I would remind you that the intermediate-term indicators are not oversold, nor are they close to being oversold. For example, the Volume Indicator is at 51%. It will get oversold at 47% or less, and it doesn’t move quickly.

But let’s talk sentiment. The Investors Intelligence Bulls fell to 46.9% this week, which is a 13-point drop. In the last thirty years, the week-over-week change has only been a drop of ten or more four other times. We bounced all four times. Three of the four times, we bounced and came back down (my preferred scenario). Notice that the Bull/Bear ratio, which stretched over 4 a few weeks ago, is now around 2.5. It was lower in April and got under 2.0 in October of last year.

This means sentiment is finally shifting. It is not extreme, using this metric, yet but we’re finally seeing some movement.

The put/call ratios have also started to be persistently high. Just a few days ago I fussed because the ISE call/put ratio had slipped under 1.0 for the first time since early May. Wednesday’s reading was also sub-1.0. The 21-day moving average still has a way to go (shown here yesterday), but at least we’re finally getting some data that moves it.

The CBOE’s put/call ratio has now been over 1.0 for four straight days, something we haven’t seen since April, when it had six consecutive days over 1.0. You can see the ten-day moving average has really rocked upward, a welcome change.

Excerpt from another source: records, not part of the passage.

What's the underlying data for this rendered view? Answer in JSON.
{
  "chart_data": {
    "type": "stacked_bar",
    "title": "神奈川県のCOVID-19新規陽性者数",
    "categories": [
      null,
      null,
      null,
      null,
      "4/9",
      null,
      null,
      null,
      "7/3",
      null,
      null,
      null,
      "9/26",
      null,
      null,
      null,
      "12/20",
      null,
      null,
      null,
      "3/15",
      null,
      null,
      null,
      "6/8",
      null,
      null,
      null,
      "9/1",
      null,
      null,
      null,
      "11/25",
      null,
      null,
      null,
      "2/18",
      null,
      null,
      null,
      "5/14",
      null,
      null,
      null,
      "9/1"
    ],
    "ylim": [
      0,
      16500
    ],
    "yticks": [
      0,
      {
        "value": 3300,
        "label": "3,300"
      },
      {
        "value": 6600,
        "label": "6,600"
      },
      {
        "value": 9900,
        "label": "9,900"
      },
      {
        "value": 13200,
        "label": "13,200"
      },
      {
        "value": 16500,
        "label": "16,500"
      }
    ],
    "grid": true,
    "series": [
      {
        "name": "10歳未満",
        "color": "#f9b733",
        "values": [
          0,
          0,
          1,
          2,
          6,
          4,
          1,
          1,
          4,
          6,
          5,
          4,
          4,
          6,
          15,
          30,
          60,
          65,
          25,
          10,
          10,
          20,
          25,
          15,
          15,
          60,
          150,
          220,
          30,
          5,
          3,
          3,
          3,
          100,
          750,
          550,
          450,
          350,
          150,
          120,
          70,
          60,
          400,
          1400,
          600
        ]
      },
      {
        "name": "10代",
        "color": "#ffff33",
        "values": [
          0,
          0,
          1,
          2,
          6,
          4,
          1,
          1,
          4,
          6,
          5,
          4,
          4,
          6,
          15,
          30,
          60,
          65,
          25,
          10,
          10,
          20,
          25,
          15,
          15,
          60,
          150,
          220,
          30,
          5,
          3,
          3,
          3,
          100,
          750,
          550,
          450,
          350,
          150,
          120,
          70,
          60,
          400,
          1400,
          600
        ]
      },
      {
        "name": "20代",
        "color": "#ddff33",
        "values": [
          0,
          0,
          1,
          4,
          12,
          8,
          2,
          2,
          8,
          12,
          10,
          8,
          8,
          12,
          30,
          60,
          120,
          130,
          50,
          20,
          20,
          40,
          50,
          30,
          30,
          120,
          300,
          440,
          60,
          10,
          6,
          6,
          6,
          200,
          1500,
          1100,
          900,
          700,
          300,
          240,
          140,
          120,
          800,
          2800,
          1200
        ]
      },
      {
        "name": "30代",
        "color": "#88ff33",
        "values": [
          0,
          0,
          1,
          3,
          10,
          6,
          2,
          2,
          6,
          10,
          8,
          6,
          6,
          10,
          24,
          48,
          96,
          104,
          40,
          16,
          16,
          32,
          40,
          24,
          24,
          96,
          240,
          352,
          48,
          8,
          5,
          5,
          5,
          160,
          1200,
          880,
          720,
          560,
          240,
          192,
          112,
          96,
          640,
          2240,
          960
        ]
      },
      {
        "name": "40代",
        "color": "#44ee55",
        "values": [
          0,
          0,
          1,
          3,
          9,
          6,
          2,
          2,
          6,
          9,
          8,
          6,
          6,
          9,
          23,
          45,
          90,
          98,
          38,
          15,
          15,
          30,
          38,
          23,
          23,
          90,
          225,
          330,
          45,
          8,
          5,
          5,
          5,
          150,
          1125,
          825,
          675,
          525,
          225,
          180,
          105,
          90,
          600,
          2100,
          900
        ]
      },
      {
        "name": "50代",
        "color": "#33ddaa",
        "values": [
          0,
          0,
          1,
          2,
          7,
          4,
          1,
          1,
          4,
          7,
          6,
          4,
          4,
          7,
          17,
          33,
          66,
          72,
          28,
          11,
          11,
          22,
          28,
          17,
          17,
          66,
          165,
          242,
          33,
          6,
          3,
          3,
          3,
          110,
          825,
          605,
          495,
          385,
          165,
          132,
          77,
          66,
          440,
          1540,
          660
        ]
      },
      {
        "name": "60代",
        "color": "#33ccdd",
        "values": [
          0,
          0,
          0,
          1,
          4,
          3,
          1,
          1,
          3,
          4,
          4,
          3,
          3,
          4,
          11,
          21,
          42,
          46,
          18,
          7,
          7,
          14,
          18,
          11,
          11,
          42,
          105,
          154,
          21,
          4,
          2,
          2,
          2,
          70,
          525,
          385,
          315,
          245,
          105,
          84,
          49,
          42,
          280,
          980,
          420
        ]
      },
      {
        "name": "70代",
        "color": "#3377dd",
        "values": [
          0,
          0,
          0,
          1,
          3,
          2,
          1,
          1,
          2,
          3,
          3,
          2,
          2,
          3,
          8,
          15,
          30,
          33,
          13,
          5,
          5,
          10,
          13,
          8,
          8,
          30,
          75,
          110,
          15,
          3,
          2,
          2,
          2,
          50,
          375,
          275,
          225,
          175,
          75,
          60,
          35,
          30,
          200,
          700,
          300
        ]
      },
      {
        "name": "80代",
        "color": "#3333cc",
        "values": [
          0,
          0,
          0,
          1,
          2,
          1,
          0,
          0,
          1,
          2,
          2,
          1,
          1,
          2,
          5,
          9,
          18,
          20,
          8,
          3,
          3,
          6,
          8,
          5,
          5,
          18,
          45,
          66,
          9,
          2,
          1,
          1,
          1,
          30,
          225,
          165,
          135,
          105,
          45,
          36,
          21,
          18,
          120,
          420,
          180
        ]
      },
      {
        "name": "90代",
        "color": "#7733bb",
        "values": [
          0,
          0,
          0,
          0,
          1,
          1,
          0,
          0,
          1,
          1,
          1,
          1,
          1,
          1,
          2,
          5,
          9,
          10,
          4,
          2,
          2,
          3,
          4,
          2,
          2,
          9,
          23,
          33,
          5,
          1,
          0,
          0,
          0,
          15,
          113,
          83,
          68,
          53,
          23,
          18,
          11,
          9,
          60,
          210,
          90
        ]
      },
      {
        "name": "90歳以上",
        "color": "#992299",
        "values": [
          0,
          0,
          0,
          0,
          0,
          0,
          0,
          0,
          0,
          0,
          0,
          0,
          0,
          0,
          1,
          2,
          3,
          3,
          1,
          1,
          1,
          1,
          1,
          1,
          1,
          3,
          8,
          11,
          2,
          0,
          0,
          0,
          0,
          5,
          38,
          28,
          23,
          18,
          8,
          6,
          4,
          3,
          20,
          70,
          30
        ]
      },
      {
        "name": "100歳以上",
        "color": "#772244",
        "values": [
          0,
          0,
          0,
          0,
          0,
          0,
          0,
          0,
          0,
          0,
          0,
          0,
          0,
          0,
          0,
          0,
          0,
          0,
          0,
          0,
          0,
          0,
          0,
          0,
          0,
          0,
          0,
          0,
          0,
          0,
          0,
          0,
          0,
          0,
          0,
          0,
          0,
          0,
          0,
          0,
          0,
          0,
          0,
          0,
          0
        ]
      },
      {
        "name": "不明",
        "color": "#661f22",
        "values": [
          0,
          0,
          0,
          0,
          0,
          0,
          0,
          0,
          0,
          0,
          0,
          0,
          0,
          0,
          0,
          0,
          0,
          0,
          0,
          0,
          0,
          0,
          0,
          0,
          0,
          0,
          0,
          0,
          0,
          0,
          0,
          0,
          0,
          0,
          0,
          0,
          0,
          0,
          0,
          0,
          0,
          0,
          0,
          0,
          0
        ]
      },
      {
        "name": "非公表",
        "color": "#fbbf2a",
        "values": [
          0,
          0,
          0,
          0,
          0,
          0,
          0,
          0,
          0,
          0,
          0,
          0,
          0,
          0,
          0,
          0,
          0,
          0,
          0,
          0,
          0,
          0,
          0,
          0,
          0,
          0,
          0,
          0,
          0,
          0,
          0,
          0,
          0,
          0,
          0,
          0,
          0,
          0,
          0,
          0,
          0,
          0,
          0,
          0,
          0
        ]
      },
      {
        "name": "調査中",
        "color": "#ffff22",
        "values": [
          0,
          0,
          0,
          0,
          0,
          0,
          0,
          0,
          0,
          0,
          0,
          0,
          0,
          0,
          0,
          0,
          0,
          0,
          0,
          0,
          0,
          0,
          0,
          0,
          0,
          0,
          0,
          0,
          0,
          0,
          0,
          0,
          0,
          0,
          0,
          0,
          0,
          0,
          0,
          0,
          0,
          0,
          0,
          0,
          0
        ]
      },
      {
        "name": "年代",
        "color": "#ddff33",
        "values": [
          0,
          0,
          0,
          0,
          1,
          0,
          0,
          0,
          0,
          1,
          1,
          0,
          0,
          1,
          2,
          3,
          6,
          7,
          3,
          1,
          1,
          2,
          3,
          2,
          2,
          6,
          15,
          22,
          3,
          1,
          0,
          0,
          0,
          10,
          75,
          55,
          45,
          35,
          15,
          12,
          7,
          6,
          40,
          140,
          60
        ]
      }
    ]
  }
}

Let me finish by noting that the Daily Sentiment Indicator (DSI) for the S&P is at 29 and Nasdaq’s is 37, so they are still far away from any sort of extreme (under 15 is a flashing light, and single digits is extreme).

I suspect the AAII readings will show a vast change when released Thursday morning. Again, all these changes don’t tend to happen over the course of a week or two. They take time.